Experte Weiss kritisiert die "eindimensionalen Strategie" des Krisenstabs das und Festhalten an der Sieben-Tage-Inzidenz von 50.
Der Innsbrucker Infektiologe und Direktor der Universitätsklinik für Innere Medizin, Günter Weiss, drängt auf Lockerungen des Lockdowns mit 8. Februar. Es gelte, die "erschöpfte und perspektivlose Bevölkerung wieder ins Boot zu holen", sagte Weiss im Gespräch mit der Tageszeitung "Die Presse". Zudem kritisierte er die "eindimensionale Strategie" des Krisenstabes und forderte einen Strategiewechsel weg vom ausschließlichen Schielen auf die Sieben-Tage-Inzidenz.

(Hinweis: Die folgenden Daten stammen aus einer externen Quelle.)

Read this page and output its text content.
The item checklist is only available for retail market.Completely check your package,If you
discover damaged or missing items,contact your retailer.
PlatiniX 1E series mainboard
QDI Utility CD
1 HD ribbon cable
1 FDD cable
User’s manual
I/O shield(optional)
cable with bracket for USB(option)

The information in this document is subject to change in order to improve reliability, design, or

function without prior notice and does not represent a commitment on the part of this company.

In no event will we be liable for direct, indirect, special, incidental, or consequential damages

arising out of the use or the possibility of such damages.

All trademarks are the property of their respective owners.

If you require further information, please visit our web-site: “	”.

Kritik an Festhalten an 7-Tages-Inzidenz von 50
Am Lockdown festzuhalten, bis eine Sieben-Tage-Inzidenz von höchstens 50 erreicht wird, hielt Weiss, der dem Beraterstab der Corona-Taskforce im Gesundheitsministerium angehört, nicht für zielführend. Zu viele Menschen seien nicht mehr bereit, diese Strategie mit einem schwer erreichbaren Ziel mitzutragen. Anstatt ausschließlich auf die Sieben-Tage-Inzidenz zu schielen und zu versuchen, sie unter 50 zu drücken, sollte "ein Mittelweg angestrebt werden" - in Form von ersten Lockerungen ab 8. Februar, zum Beispiel mit der Öffnung von Schulen und Kindergärten, des Handels sowie der körpernahen Dienstleistungen wie Friseure.

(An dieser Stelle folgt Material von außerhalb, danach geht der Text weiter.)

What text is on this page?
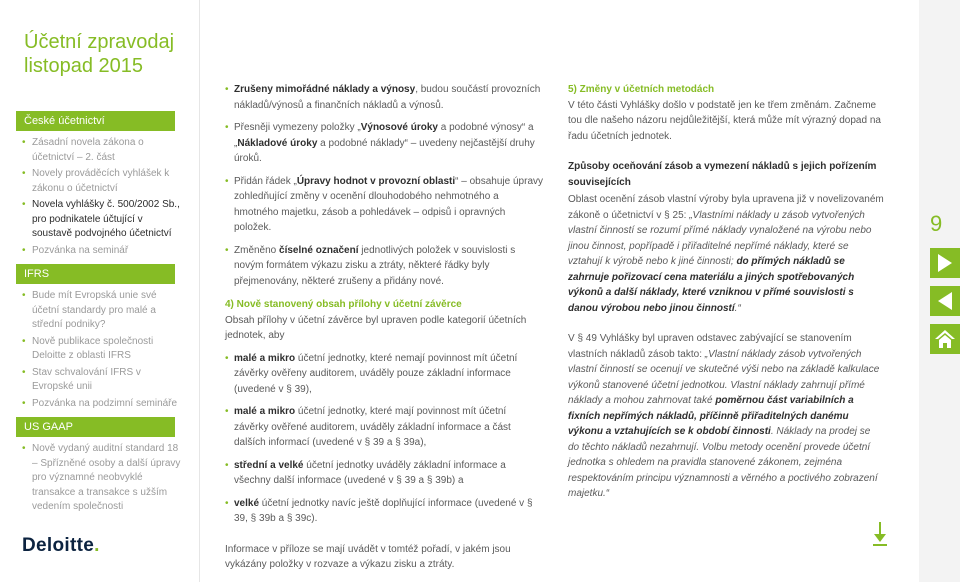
Účetní zpravodaj
listopad 2015
České účetnictví
• Zásadní novela zákona o účetnictví – 2. část
• Novely prováděcích vyhlášek k zákonu o účetnictví
• Novela vyhlášky č. 500/2002 Sb., pro podnikatele účtující v soustavě podvojného účetnictví
• Pozvánka na seminář
IFRS
• Bude mít Evropská unie své účetní standardy pro malé a střední podniky?
• Nově publikace společnosti Deloitte z oblasti IFRS
• Stav schvalování IFRS v Evropské unii
• Pozvánka na podzimní semináře
US GAAP
• Nově vydaný auditní standard 18 – Spřízněné osoby a další úpravy pro významné neobvyklé transakce a transakce s užším vedením společnosti
Deloitte.
• Zrušeny mimořádné náklady a výnosy, budou součástí provozních nákladů/výnosů a finančních nákladů a výnosů.
• Přesněji vymezeny položky „Výnosové úroky a podobné výnosy“ a „Nákladové úroky a podobné náklady“ – uvedeny nejčastější druhy úroků.
• Přidán řádek „Úpravy hodnot v provozní oblasti“ – obsahuje úpravy zohledňující změny v ocenění dlouhodobého nehmotného a hmotného majetku, zásob a pohledávek – odpisů i opravných položek.
• Změněno číselné označení jednotlivých položek v souvislosti s novým formátem výkazu zisku a ztráty, některé řádky byly přejmenovány, některé zrušeny a přidány nové.
4) Nově stanovený obsah přílohy v účetní závěrce

Obsah přílohy v účetní závěrce byl upraven podle kategorií účetních jednotek, aby

• malé a mikro účetní jednotky, které nemají povinnost mít účetní závěrky ověřeny auditorem, uváděly pouze základní informace (uvedené v § 39),
• malé a mikro účetní jednotky, které mají povinnost mít účetní závěrky ověřené auditorem, uváděly základní informace a část dalších informací (uvedené v § 39 a § 39a),
• střední a velké účetní jednotky uváděly základní informace a všechny další informace (uvedené v § 39 a § 39b) a
• velké účetní jednotky navíc ještě doplňující informace (uvedené v § 39, § 39b a § 39c).

Informace v příloze se mají uvádět v tomtéž pořadí, v jakém jsou vykázány položky v rozvaze a výkazu zisku a ztráty.

5) Změny v účetních metodách

V této části Vyhlášky došlo v podstatě jen ke třem změnám. Začneme tou dle našeho názoru nejdůležitější, která může mít výrazný dopad na řadu účetních jednotek.

Způsoby oceňování zásob a vymezení nákladů s jejich pořízením souvisejících

Oblast ocenění zásob vlastní výroby byla upravena již v novelizovaném zákoně o účetnictví v § 25: „Vlastními náklady u zásob vytvořených vlastní činností se rozumí přímé náklady vynaložené na výrobu nebo jinou činnost, popřípadě i přiřaditelné nepřímé náklady, které se vztahují k výrobě nebo k jiné činnosti; do přímých nákladů se zahrnuje pořizovací cena materiálu a jiných spotřebovaných výkonů a další náklady, které vzniknou v přímé souvislosti s danou výrobou nebo jinou činností.“

V § 49 Vyhlášky byl upraven odstavec zabývající se stanovením vlastních nákladů zásob takto: „Vlastní náklady zásob vytvořených vlastní činností se ocenují ve skutečné výši nebo na základě kalkulace výkonů stanovené účetní jednotkou. Vlastní náklady zahrnují přímé náklady a mohou zahrnovat také poměrnou část variabilních a fixních nepřímých nákladů, příčinně přiřaditelných danému výkonu a vztahujících se k období činnosti. Náklady na prodej se do těchto nákladů nezahrnují. Volbu metody ocenění provede účetní jednotka s ohledem na pravidla stanovené zákonem, zejména respektováním principu významnosti a věrného a poctivého zobrazení majetku.“

9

Weiss: "Stimmung könnte kippen"
"Die Stimmung könnte tatsächlich kippen, wie man an den Protesten in den Niederlanden gesehen hat", fürchtete Weiss und fügte hinzu: "Zudem bahnt sich so etwas wie ein Generationenkonflikt an. Junge Leute fragen sich, wie lang sie noch auf ihre Jugend verzichten sollen, um ältere und vulnerable Personengruppen zu schützen". Die Pannen und Verzögerungen bei den Impfungen, die wiederholte Verlängerung des Lockdowns sowie die anhaltende Perspektivlosigkeit hätten dazu geführt, dass sich "immer mehr Menschen von den Maßnahmen zur Kontaktreduktion verabschiedet haben", argumentierte der renommierte Mediziner. Überhaupt nichts hielt Weiss zudem von der sogenannten "Zero-Covid-Strategie", also das Drücken der Neuinfektionen in Richtung null, wie sie von manchen Epidemiologen gefordert wird. Dies sei ein "realitätsfernes Wunschdenken", das nur von "Theoretikern" stammen könne.
Wunsch nach Normalität
Dass sich die Zahlen seit Mitte Dezember nicht mehr nennenswert ändern, sei ein eindeutiges Zeichen dafür, dass ein großer Teil der Bevölkerung nicht mehr bereit sei, soziale Kontakte weitgehend zu meiden. Das müsse nicht immer mit Vorsatz geschehen, aber der Wunsch nach Normalität und dem Ende des ständigen Verzichts sei einfach zu groß. Weiss gilt auch als enger Berater von Tirols Landeshauptmann Günther Platter (ÖVP), der bereits diese Woche die Stimmung in der Bevölkerung "kippen" sah.
NEOS für Öffnungen
Für Öffnungsschritte sprach sich am Freitag indes auch der Tiroler NEOS-Landessprecher und Klubobmann Dominik Oberhofer aus. "Wir müssen sanfte Öffnungsschritte mit Hirn setzen, bevor die Gesundheitskrise immer mehr zu psychosozialen Krise wird", meinte er. Bei allem Verständnis dafür, dass es weiterhin unkalkulierbare Risiken gebe, "fehlt mir nach fast einem Jahr der Pandemie die Verhältnismäßigkeit. Wir alle brauchen endlich eine Perspektive", so Oberhofer.